In The Chimp Paradox, elite-athlete coach Steve Peters describes the most recently developed part of our brain, the prefrontal cortex, as “our inner human,” and the limbic system, the oldest, most instinctive part, as “our inner chimp.”

When balanced well, it is a wonderful system. The monkey gets us to take action, to go with our gut, and to not let obstacles send us into endless spirals of meaningless thought. The human takes care of long-range planning, can second-guess our initial assumptions, and is good at practicing patience and delayed gratification.

Problems occur when the two are constantly fighting each other, or when one side always wins. Of course we are more than monkeys. Life has so much more to offer than food, sleep, and sex. Creativity, cooperation, intellectual work — these things can be sources of deep meaning and lasting fulfillment.

At the same time, our inner monkey is still there. It wants to be fed. It wants to sleep in. And it wants some hanky-panky. If we pretend the monkey no longer exists, sooner or later, it will get angry. It will throw stones and shout at us, and, as a result, we’ll likely shout at others. No matter how hard we might try to suppress it, eventually, the monkey will break through.

The people I admire manage this dynamic with an almost casual equanimity. They accept their inner monkey, but they also don’t let it boss them around. The monkey is a companion, a friend on their shoulder, and if they keep it happy within reason, it’ll reward them with energy, optimism, and fun.

If, collectively, we valued this honesty more than the make-pretend of what perfectly moral, supposedly enlightened beings we are, we could all have more productive conversations. Rather than constructing some facade, we could admit that we want to be rich or famous or sexually active and attractive, and, perhaps, we might even find ways to help each other achieve those goals while we’re also working together on something bigger and more important.

I’m an artist. I set high standards for myself. But I am far from perfect. I depend on ads and online courses to keep making art. I don’t know about you, but me and my monkey, we’ll keep working at it until we no longer have to — and even then, we’ll still have plenty of fun en route to making the world a better place.

The Benefit of Ignorance

When I pulled together last year’s revenue numbers for Four Minute Books, I was shocked. Overall, revenue had grown 15% or so, which was nice.
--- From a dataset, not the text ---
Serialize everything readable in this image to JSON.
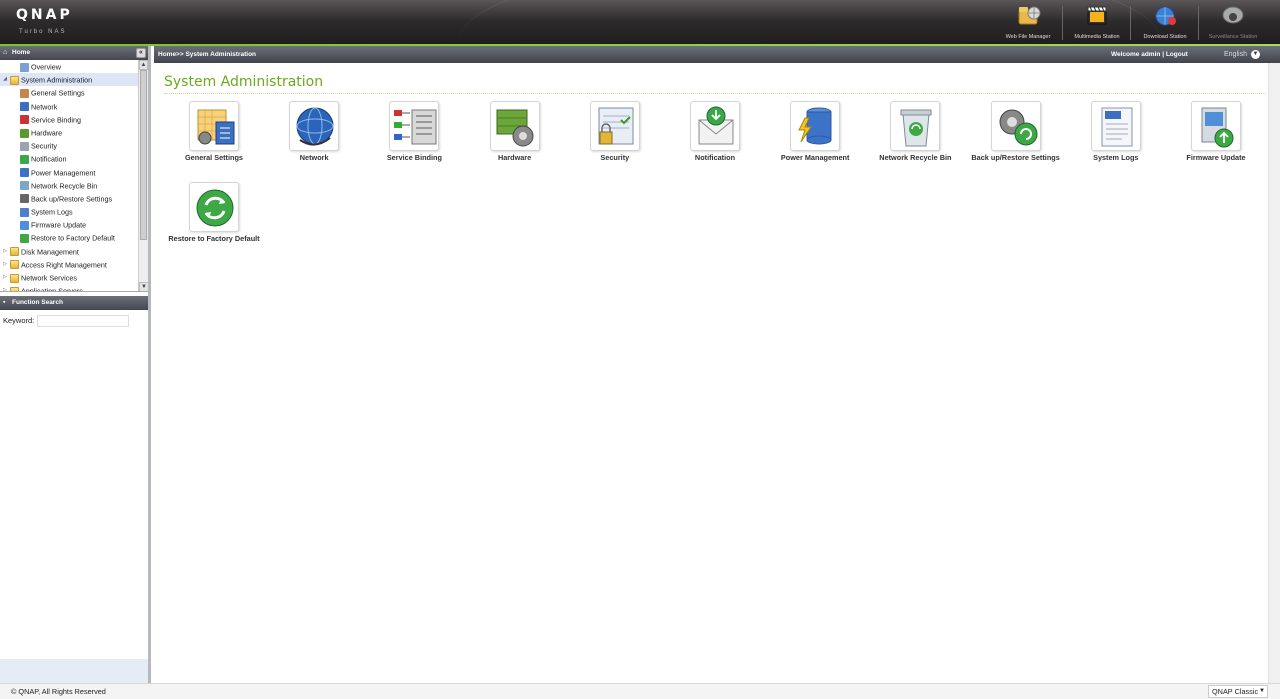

But when I looked at how that growth came about, I almost threw my hands up in despair.

One of the main sources of revenue for the past seven years had dropped by a whopping 30%. At the same time, a new income stream, which we had only introduced in August the year before, now accounted for 46% of the total, overtaking the other one in the process.

In theory, that is good news. In practice, it’s also terrifying. What if we hadn’t set up that income stream? What if it hadn’t grown so much? What if I had seen the other revenue decline in real-time? My big takeaway from this accounting session was that, sometimes, it’s better not to know.

If I had a constant, acute awareness of how our differing income streams rise and crash, constantly meandering into different compositions, all I would do is fret all day long. “What if this doesn’t recover? What if that doesn’t work out? What if, what if, what if?

Meanwhile, if I just spend my time working, doing, trying, things usually work out in the long run. There’ll always be a few “that was dumb” and “that was smart” moments at the end of each year, but as long as I stay focused, I’ll be okay.

The benefit of ignorance is that you can’t worry about what you don’t know. In fact, there’s enough to worry about looking at everything you don’t know, and in today’s, “here’s some anxiety with your breakfast” world, the Stoic practice of “focus on what you can control” seems more relevant than ever.

Ignorance comes in many flavors, but the best one by far is when we treat it like an art: Most of the time, it’s okay not to know, and, actually, only when you don’t know can you still pursue your ideal goal in its unbroken state.

Don’t let knowledge shatter your dreams too early. Keep your head down, try your best, and enjoy both the shock and wonder when you finally look at the numbers.